Self-assembling dendrimers have facilitated the discovery of periodic and quasiperiodic arrays of supramolecular architectures and the diverse functions derived from them. Examples are liquid quasicrystals and their approximants plus helical columns and spheres, including some that disregard chirality. The same periodic and quasiperiodic arrays were subsequently found in block copolymers, surfactants, lipids, glycolipids, and other complex molecules. Here we report the discovery of lamellar and hexagonal periodic arrays on the surface of vesicles generated from sequence-defined bicomponent monodisperse oligomers containing lipid and glycolipid mimics. These vesicles, known as glycodendrimersomes, act as cell-membrane mimics with hierarchical morphologies resembling bicomponent rafts. These nanosegregated morphologies diminish sugar-sugar interactions enabling stronger binding to sugar-binding proteins than densely packed arrangements of sugars. Importantly, this provides a mechanism to encode the reactivity of sugars via their interaction with sugar-binding proteins. The observed sugar phase-separated hierarchical arrays with lamellar and hexagonal morphologies that encode biological recognition are among the most complex architectures yet discovered in soft matter. The enhanced reactivity of the sugar displays likely has applications in material science and nanomedicine, with potential to evolve into related technologies.

Keywords: Janus glycodendrimers; atomic force microscopy; galectin; lipid rafts; nanosegregation.

Fig. 1.

Molecular structures of JGDs.

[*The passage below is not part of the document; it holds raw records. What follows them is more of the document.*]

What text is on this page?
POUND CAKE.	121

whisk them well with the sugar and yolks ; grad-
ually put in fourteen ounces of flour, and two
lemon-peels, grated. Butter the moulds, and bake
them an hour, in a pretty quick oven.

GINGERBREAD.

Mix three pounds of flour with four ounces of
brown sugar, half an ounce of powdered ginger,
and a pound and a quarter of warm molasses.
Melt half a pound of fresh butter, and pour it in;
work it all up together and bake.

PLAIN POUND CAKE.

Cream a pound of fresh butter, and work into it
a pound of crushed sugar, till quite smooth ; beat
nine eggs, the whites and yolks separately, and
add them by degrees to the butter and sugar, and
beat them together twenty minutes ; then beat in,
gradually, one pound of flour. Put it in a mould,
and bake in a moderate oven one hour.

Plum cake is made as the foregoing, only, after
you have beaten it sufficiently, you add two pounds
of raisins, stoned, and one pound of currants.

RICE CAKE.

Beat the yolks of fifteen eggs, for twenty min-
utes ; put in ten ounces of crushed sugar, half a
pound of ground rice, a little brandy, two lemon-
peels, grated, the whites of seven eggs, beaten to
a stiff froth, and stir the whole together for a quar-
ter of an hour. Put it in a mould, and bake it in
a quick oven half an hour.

Structures and short nomenclatures are shown for (Top) high-sugar density JGD-1_Lac, JGD-2_Lac, and JGD-4_Lac, and sequence-defined JGD(3/1_Lac), JGD(5/1_Lac²), JGD(5/1_Lac³), JGD(6/1_Lac); (Bottom) JGD(8/1_Lac^2S), JGD(8/1_Lac^3S), JGD(8/1_Lac^2L), and JGD(8/1_Lac^3L).

Fig. 2.

Molecular architecture JGDs containing defined glycan sequence and density. (A) Sequence-defined JGDs with different Lac density, sequence, and linker length. (B) Schematic representation of JGD building blocks. (C) Summary of aggregation assay data using GDSs from self-assembly of sequence-defined JGDs (Lac = 0.1 mM, 900 μL) with Gal-1 (1 mg·mL⁻¹, 100 μL), Gal-8S (1 mg·mL⁻¹, 100 μL), and (Gal-1)₄–GG (1 mg·mL⁻¹, 100 μL). Color codes for galectins: Gal-1, red; Gal-8S, blue; (Gal-1)₄–GG, green. N and C represent the N and C termini of proteins. For selected examples symbols used for significant difference (P values by Student’s t test) are: “n.s.” for P > 0.05 (for statistically nonsignificant) and “*” for P < 0.05 (for statistically significant).

Fig. 3.

Illustration of combined AFM, FFT, and modeling methodology for structural analysis.

Fig. 4.

Surface topology of GDS formed by self-organization of JGDs depends on glycan sequence and density. (A) JGD-2_Lac; (B) JGD-4_Lac; (C) JGD(6/1_Lac); (D) JGD(8/1_Lac^3L). (B–D, Inset) FFT of AFM phase images. Color code: red, sugars; blue, hydrophilic 3EO; green, hydrophobic alkyl.

Fig. 5.

Models of nanosegregated bilayer structures. (A and B) Models of JGD-4_Lac: (A) single sugar cluster comprising three molecules on each side of the bilayer; (B) sugar clusters in bilayer. (C) FFT of the AFM phase image of JGD(8/1_Lac^3L) (Fig. 4D) shows multiple features consistent with formation of a hexagonal array. Blue, yellow, and green circles indicate (10), (11), and (20) features, respectively. The theoretical ratio a:b:c for a hexagonal array is 1:√3(=1.73):2; the observed ratio a:b:c is 1:1.75:2.04. (D, Left) Model of hexagonal nanosegregation and (D, Right) AFM height image of JGD(8/1_Lac^3L). (E) Top view of bilayer model with all Lac moieties and three highlighted JGD(8/1_Lac^3L) molecules in CPK view. (F) Side view of a column of the bilayer of JGD(8/1_Lac^3L).